— Господи, — невесело смеялась она, — и когда все это кончится. Неужели так и суждено до скончания века скитаться!
Рыбницы мне понравились. Большое село, протянувшееся по берегу Волги. Приехали мы в канун пасхи, и только успели устроиться с жильем, как Волга вышла из берегов и затопила все: село, огороды, влилась в луга. Звонили колокола, и жители плыли в церковь в лодках. И в гости друг к другу переправлялись таким же путем.
Конечно, никак я не мог подумать тогда, что мне спустя много лет пригодятся впечатления от этого волжского разлива и что они найдут место в повести «Ненужная слава». Я убежден, чем впечатлительней писатель, тем больше у него материала для книг. Впечатления накапливаются исподволь, совершенно непроизвольно, то есть писатель не может приказать себе: вот это помни, а это нет. Проходит какое-то время, даже годы, десятилетия, писатель пишет книгу, и вдруг в нужный момент в памяти всплывает то, чему он был свидетелем в детстве. И хотя это детские впечатления, но они оказываются вполне пригодными для зрелого человека. Так и этот разлив пригодился мне спустя тридцать лет. Не забылся, а таким именно и предстал, как я его видел в Рыбницах.
Хорошо было носиться по песчаному берегу Волги, по ее теплым отмелям, купаться, зачарованно всматриваться в проплывающие пароходы. А днем, в жару, «щупать рыбу» в маленькой речонке Рыбинке. Для этого надо было залезть в воду и запустить руку под корни затопленной коряги. Там всегда было полно серебристой мелочи. Рука сразу выхватывала по нескольку штук и выбрасывала на берег, подальше от воды.
Поселились мы в доме Курпатовых, на втором этаже.
До революции Курпатовы жили состоятельно. Да и тогда еще имели ветряную мельницу, на которой пилили бревна на доски. Внизу еще при отце был магазин с железной зеленой дверью на толстых засовах. Напротив дома стоял под железной крышей кирпичный склад. Но когда мы приехали, то и магазин и склад пустовали. Был еще большой, крытый тесом двор с конюшней, коровником, овчарней, но и это было в запустении.

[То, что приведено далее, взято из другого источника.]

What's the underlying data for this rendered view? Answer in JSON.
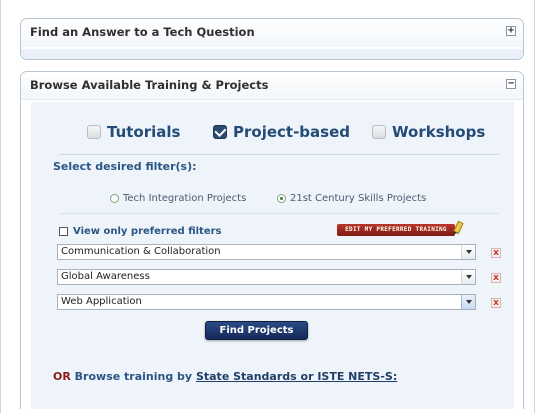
{
  "panel_tech": {
    "title": "Find an Answer to a Tech Question",
    "toggle": "+"
  },
  "panel_browse": {
    "title": "Browse Available Training & Projects",
    "toggle": "−",
    "types": [
      {
        "label": "Tutorials",
        "checked": false
      },
      {
        "label": "Project-based",
        "checked": true
      },
      {
        "label": "Workshops",
        "checked": false
      }
    ],
    "filter_title": "Select desired filter(s):",
    "radios": [
      {
        "label": "Tech Integration Projects",
        "selected": false
      },
      {
        "label": "21st Century Skills Projects",
        "selected": true
      }
    ],
    "preferred_label": "View only preferred filters",
    "edit_badge": "EDIT MY PREFERRED TRAINING",
    "selects": [
      {
        "value": "Communication & Collaboration"
      },
      {
        "value": "Global Awareness"
      },
      {
        "value": "Web Application"
      }
    ],
    "remove_glyph": "x",
    "find_button": "Find Projects",
    "or_text": "OR",
    "browse_text": "Browse training by",
    "standards_link": "State Standards or ISTE NETS-S:"
  },
  "colors": {
    "heading": "#244b78",
    "button": "#1d3768",
    "or_accent": "#8a1b15",
    "panel_fill": "#eef4fa"
  }
}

«Ныне только крохи да в зипуне блохи», — сказал молодой хозяин, Николай Курпатов.
Он был женат на молодой женщине, небольшого роста, с веснушчатым лицом, которую все звали просто Шура. К нам, ребятам, она была очень расположена и часто показывала свои гимназические дневники с забавными записями, вроде: «Юлий Генрих Циммерман, Циммерман, Циммерман!» Была у них маленькая дочь. С ними жила мать Николая, старуха Елизавета, и младший брат Николая Костя, с которым я очень подружился.